“Red heat” is one of the Arnold Schwarzenegger comedies I re watch with the most pleasure. His chemistry with Jim Belushi, the funny and clichéd portrayal of Russians, everything clicked. As far as buddy-cop comedies go, this one works just fine. I can actually remember a couple of the times when I watched this movie, so it adds to the nostalgia value of the score. I am reviewing it as part of “The expendables month”.
James Horner was an action god in the 1980, much like Hans Zimmer was in the 90s. His scores for movies like “48 hours” or “Commando” were iconic and he tried to bring the same power to this one. For me, “Red heat” doesn’t count among Horner’s best action scores. It feels uneven and all over the place. I am able to enjoy it when it settles into the familiar “Commando” mood, with sharp percussions and dark suspenseful motifs. “Trailing Kat/ the setup” and “Hospital chase” actually sound like outtakes from that score. I like them. But we also get tracks like “Victor escapes”, from which I actually couldn’t understand much.

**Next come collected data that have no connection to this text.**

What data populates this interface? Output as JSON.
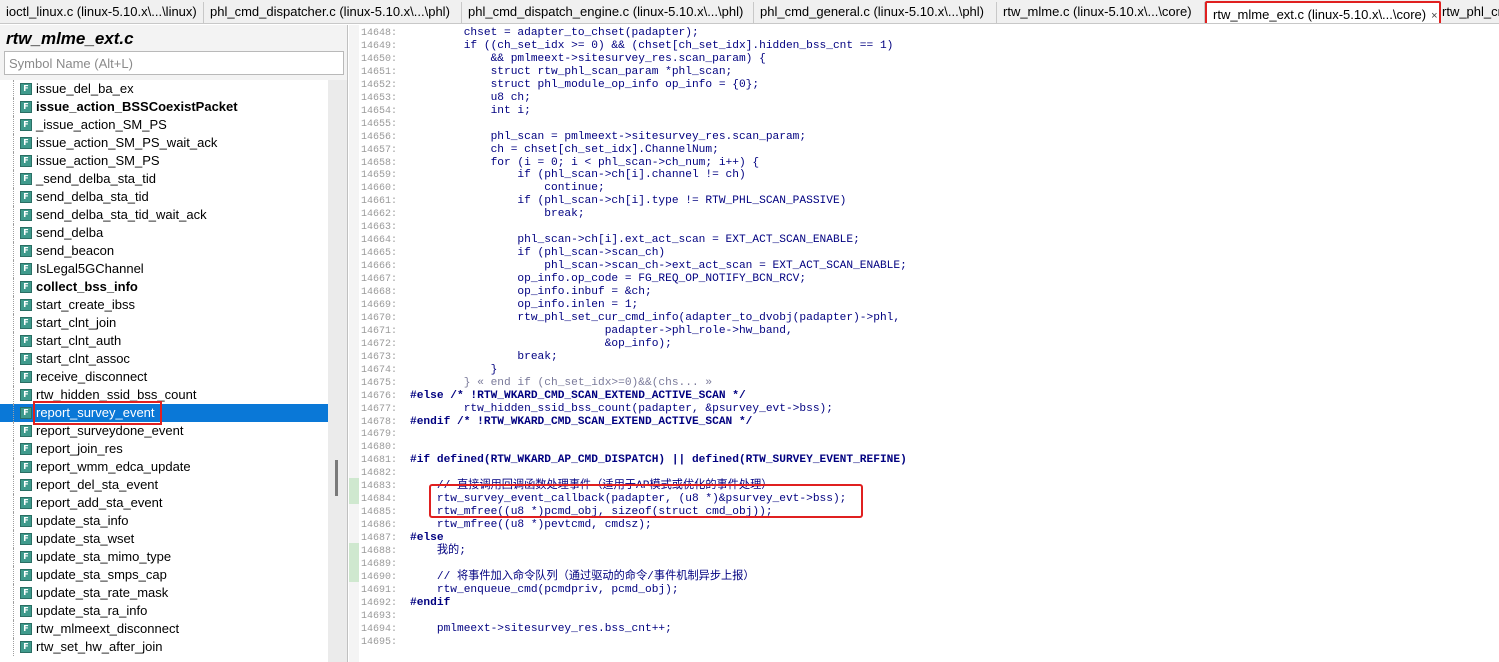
{
  "tabs": [
    {
      "label": "ioctl_linux.c (linux-5.10.x\\...\\linux)",
      "active": false
    },
    {
      "label": "phl_cmd_dispatcher.c (linux-5.10.x\\...\\phl)",
      "active": false
    },
    {
      "label": "phl_cmd_dispatch_engine.c (linux-5.10.x\\...\\phl)",
      "active": false
    },
    {
      "label": "phl_cmd_general.c (linux-5.10.x\\...\\phl)",
      "active": false
    },
    {
      "label": "rtw_mlme.c (linux-5.10.x\\...\\core)",
      "active": false
    },
    {
      "label": "rtw_mlme_ext.c (linux-5.10.x\\...\\core)",
      "active": true
    },
    {
      "label": "rtw_phl_cn",
      "active": false
    }
  ],
  "tab_close_glyph": "×",
  "sidebar": {
    "title": "rtw_mlme_ext.c",
    "search_placeholder": "Symbol Name (Alt+L)",
    "symbols": [
      {
        "label": "issue_del_ba_ex",
        "bold": false
      },
      {
        "label": "issue_action_BSSCoexistPacket",
        "bold": true
      },
      {
        "label": "_issue_action_SM_PS",
        "bold": false
      },
      {
        "label": "issue_action_SM_PS_wait_ack",
        "bold": false
      },
      {
        "label": "issue_action_SM_PS",
        "bold": false
      },
      {
        "label": "_send_delba_sta_tid",
        "bold": false
      },
      {
        "label": "send_delba_sta_tid",
        "bold": false
      },
      {
        "label": "send_delba_sta_tid_wait_ack",
        "bold": false
      },
      {
        "label": "send_delba",
        "bold": false
      },
      {
        "label": "send_beacon",
        "bold": false
      },
      {
        "label": "IsLegal5GChannel",
        "bold": false
      },
      {
        "label": "collect_bss_info",
        "bold": true
      },
      {
        "label": "start_create_ibss",
        "bold": false
      },
      {
        "label": "start_clnt_join",
        "bold": false
      },
      {
        "label": "start_clnt_auth",
        "bold": false
      },
      {
        "label": "start_clnt_assoc",
        "bold": false
      },
      {
        "label": "receive_disconnect",
        "bold": false
      },
      {
        "label": "rtw_hidden_ssid_bss_count",
        "bold": false
      },
      {
        "label": "report_survey_event",
        "bold": false,
        "selected": true
      },
      {
        "label": "report_surveydone_event",
        "bold": false
      },
      {
        "label": "report_join_res",
        "bold": false
      },
      {
        "label": "report_wmm_edca_update",
        "bold": false
      },
      {
        "label": "report_del_sta_event",
        "bold": false
      },
      {
        "label": "report_add_sta_event",
        "bold": false
      },
      {
        "label": "update_sta_info",
        "bold": false
      },
      {
        "label": "update_sta_wset",
        "bold": false
      },
      {
        "label": "update_sta_mimo_type",
        "bold": false
      },
      {
        "label": "update_sta_smps_cap",
        "bold": false
      },
      {
        "label": "update_sta_rate_mask",
        "bold": false
      },
      {
        "label": "update_sta_ra_info",
        "bold": false
      },
      {
        "label": "rtw_mlmeext_disconnect",
        "bold": false
      },
      {
        "label": "rtw_set_hw_after_join",
        "bold": false
      }
    ]
  },
  "editor": {
    "lines": [
      {
        "num": "14648:",
        "text": "        chset = adapter_to_chset(padapter);"
      },
      {
        "num": "14649:",
        "text": "        if ((ch_set_idx >= 0) && (chset[ch_set_idx].hidden_bss_cnt == 1)"
      },
      {
        "num": "14650:",
        "text": "            && pmlmeext->sitesurvey_res.scan_param) {"
      },
      {
        "num": "14651:",
        "text": "            struct rtw_phl_scan_param *phl_scan;"
      },
      {
        "num": "14652:",
        "text": "            struct phl_module_op_info op_info = {0};"
      },
      {
        "num": "14653:",
        "text": "            u8 ch;"
      },
      {
        "num": "14654:",
        "text": "            int i;"
      },
      {
        "num": "14655:",
        "text": ""
      },
      {
        "num": "14656:",
        "text": "            phl_scan = pmlmeext->sitesurvey_res.scan_param;"
      },
      {
        "num": "14657:",
        "text": "            ch = chset[ch_set_idx].ChannelNum;"
      },
      {
        "num": "14658:",
        "text": "            for (i = 0; i < phl_scan->ch_num; i++) {"
      },
      {
        "num": "14659:",
        "text": "                if (phl_scan->ch[i].channel != ch)"
      },
      {
        "num": "14660:",
        "text": "                    continue;"
      },
      {
        "num": "14661:",
        "text": "                if (phl_scan->ch[i].type != RTW_PHL_SCAN_PASSIVE)"
      },
      {
        "num": "14662:",
        "text": "                    break;"
      },
      {
        "num": "14663:",
        "text": ""
      },
      {
        "num": "14664:",
        "text": "                phl_scan->ch[i].ext_act_scan = EXT_ACT_SCAN_ENABLE;"
      },
      {
        "num": "14665:",
        "text": "                if (phl_scan->scan_ch)"
      },
      {
        "num": "14666:",
        "text": "                    phl_scan->scan_ch->ext_act_scan = EXT_ACT_SCAN_ENABLE;"
      },
      {
        "num": "14667:",
        "text": "                op_info.op_code = FG_REQ_OP_NOTIFY_BCN_RCV;"
      },
      {
        "num": "14668:",
        "text": "                op_info.inbuf = &ch;"
      },
      {
        "num": "14669:",
        "text": "                op_info.inlen = 1;"
      },
      {
        "num": "14670:",
        "text": "                rtw_phl_set_cur_cmd_info(adapter_to_dvobj(padapter)->phl,"
      },
      {
        "num": "14671:",
        "text": "                             padapter->phl_role->hw_band,"
      },
      {
        "num": "14672:",
        "text": "                             &op_info);"
      },
      {
        "num": "14673:",
        "text": "                break;"
      },
      {
        "num": "14674:",
        "text": "            }"
      },
      {
        "num": "14675:",
        "text": "        } « end if (ch_set_idx>=0)&&(chs... »"
      },
      {
        "num": "14676:",
        "text": "#else /* !RTW_WKARD_CMD_SCAN_EXTEND_ACTIVE_SCAN */"
      },
      {
        "num": "14677:",
        "text": "        rtw_hidden_ssid_bss_count(padapter, &psurvey_evt->bss);"
      },
      {
        "num": "14678:",
        "text": "#endif /* !RTW_WKARD_CMD_SCAN_EXTEND_ACTIVE_SCAN */"
      },
      {
        "num": "14679:",
        "text": ""
      },
      {
        "num": "14680:",
        "text": ""
      },
      {
        "num": "14681:",
        "text": "#if defined(RTW_WKARD_AP_CMD_DISPATCH) || defined(RTW_SURVEY_EVENT_REFINE)"
      },
      {
        "num": "14682:",
        "text": ""
      },
      {
        "num": "14683:",
        "text": "    // 直接调用回调函数处理事件（适用于AP模式或优化的事件处理）"
      },
      {
        "num": "14684:",
        "text": "    rtw_survey_event_callback(padapter, (u8 *)&psurvey_evt->bss);"
      },
      {
        "num": "14685:",
        "text": "    rtw_mfree((u8 *)pcmd_obj, sizeof(struct cmd_obj));"
      },
      {
        "num": "14686:",
        "text": "    rtw_mfree((u8 *)pevtcmd, cmdsz);"
      },
      {
        "num": "14687:",
        "text": "#else"
      },
      {
        "num": "14688:",
        "text": "    我的;"
      },
      {
        "num": "14689:",
        "text": ""
      },
      {
        "num": "14690:",
        "text": "    // 将事件加入命令队列（通过驱动的命令/事件机制异步上报）"
      },
      {
        "num": "14691:",
        "text": "    rtw_enqueue_cmd(pcmdpriv, pcmd_obj);"
      },
      {
        "num": "14692:",
        "text": "#endif"
      },
      {
        "num": "14693:",
        "text": ""
      },
      {
        "num": "14694:",
        "text": "    pmlmeext->sitesurvey_res.bss_cnt++;"
      },
      {
        "num": "14695:",
        "text": ""
      }
    ]
  }
}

The movie is a comedy, but the score is far from it. It growls and creeps behind you from every corner and James Horner wants to express ruthlessness and danger. “The hotel” doesn’t sound like a place I’d like to visit, I imagine it abandoned, cold and perilous. I do like listening to the cue though.
For fans of movie scores like “Commando” or “Predator”, “Red heat” will work. It’s an enjoyable listen and I like that it has three very long cues, totaling 24 minutes. The lengthy tracks work for this sound, it give the music time to develop a mood and swallow the listener like quicksand. Fans of the movie might not find it easy to relate to anything from it other than the opening and closing credits, which bring soft Russian like choirs.